Question

Let (an) be a sequence of real numbers defined by
\(a_n=\begin{cases} 1 & \text{if } n \text{ is prime}\\    -1 & \text{if } n \text{ is not prime} \end{cases}\)
Let \(b_n=\frac{a_n}{n}\) for n ∈ \(\N\). Then

• A. both (a_n) and (b_n) are convergent
• B. (a_n) is convergent but (b_n) is NOT convergent
• C. (a_n) is NOT convergent but (b_n) is convergent
• D. both (a_n) and (b_n) are NOT convergent

Answer 1

The Correct Option is C

To determine the convergence of the sequences \((a_n)\) and \((b_n)\), we need to analyze them individually.

1. Analysis of the sequence \((a_n)\):
   • The sequence \((a_n)\) is defined as: \(a_n = \begin{cases} 1 & \text{if } n \text{ is prime} \\ -1 & \text{if } n \text{ is not prime} \end{cases}\)
   • This sequence alternates between 1 and -1 depending on whether \(n\) is prime or not.
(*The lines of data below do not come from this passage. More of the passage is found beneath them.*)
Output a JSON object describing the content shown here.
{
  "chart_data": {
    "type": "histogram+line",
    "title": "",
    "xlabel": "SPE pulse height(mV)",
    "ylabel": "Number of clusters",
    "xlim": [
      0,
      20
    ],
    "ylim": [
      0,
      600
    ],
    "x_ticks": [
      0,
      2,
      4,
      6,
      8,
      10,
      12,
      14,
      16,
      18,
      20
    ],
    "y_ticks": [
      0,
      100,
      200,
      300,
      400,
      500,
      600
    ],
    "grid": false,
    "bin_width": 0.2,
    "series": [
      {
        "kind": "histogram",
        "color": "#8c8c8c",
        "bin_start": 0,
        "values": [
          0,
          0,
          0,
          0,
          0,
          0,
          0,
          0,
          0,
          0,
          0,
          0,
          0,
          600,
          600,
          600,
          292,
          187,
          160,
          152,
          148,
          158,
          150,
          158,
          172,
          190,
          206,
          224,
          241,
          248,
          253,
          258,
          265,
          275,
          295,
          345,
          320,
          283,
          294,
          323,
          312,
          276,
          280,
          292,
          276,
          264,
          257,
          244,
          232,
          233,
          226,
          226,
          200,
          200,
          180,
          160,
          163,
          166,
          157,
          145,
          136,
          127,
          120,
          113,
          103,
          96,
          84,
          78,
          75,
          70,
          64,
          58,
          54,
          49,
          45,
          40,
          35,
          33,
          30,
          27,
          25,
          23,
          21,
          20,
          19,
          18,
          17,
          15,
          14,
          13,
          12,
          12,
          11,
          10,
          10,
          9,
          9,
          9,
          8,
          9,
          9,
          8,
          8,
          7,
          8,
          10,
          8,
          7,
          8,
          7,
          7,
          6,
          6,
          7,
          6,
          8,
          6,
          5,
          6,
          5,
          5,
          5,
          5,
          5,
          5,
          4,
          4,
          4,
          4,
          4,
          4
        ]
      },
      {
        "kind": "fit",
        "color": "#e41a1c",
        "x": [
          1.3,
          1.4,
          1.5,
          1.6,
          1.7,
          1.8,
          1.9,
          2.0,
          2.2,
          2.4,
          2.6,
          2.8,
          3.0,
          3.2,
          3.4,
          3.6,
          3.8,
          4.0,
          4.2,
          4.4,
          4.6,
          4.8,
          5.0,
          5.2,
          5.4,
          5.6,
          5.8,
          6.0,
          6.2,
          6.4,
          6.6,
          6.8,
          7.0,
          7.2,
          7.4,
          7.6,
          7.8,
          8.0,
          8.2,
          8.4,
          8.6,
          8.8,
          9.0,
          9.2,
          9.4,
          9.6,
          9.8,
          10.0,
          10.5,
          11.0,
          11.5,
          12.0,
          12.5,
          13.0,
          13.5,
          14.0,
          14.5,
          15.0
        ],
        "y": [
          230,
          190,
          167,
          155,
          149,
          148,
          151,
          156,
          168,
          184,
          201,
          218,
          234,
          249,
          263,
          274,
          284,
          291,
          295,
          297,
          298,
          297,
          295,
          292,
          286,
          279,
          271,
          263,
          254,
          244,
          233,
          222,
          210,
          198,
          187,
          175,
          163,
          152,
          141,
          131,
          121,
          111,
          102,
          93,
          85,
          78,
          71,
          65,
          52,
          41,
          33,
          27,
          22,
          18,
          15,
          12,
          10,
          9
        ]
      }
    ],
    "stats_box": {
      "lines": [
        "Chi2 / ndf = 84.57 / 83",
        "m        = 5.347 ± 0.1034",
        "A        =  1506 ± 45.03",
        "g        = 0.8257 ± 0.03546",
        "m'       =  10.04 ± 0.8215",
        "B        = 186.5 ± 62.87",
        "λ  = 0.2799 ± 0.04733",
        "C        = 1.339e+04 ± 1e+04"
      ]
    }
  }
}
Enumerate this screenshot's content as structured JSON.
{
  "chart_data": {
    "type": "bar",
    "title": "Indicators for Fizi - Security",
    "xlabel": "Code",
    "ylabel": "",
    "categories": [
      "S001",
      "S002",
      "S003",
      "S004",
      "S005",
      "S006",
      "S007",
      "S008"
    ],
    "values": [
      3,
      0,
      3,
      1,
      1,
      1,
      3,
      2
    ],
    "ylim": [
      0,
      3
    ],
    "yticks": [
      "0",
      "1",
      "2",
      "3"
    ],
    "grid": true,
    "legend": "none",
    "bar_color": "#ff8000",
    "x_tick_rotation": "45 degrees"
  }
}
Since prime numbers are not regularly spaced, there is no consistent pattern in the sequence values.
   • Because \((a_n)\) does not settle to a single value (since it does not settle to a limit, as prime distribution is unpredictable), it cannot be convergent.
2. Analysis of the sequence \((b_n)\):
   • The sequence \((b_n)\) is defined as: \(b_n = \frac{a_n}{n}\)
   • We analyze the limit of \((b_n)\) as \(n\) approaches infinity.
   • For any \(n\), \(\left|b_n\right| = \left|\frac{a_n}{n}\right| = \frac{1}{n}\). As \(n\) increases, \(\frac{1}{n}\) approaches 0.
   • Thus, \(\lim_{n \to \infty} b_n = 0\).
   • Since \((b_n)\) approaches a finite limit (0), it is convergent.

Therefore, the correct conclusion is that \((a_n)\) is not convergent, but \((b_n)\) is convergent.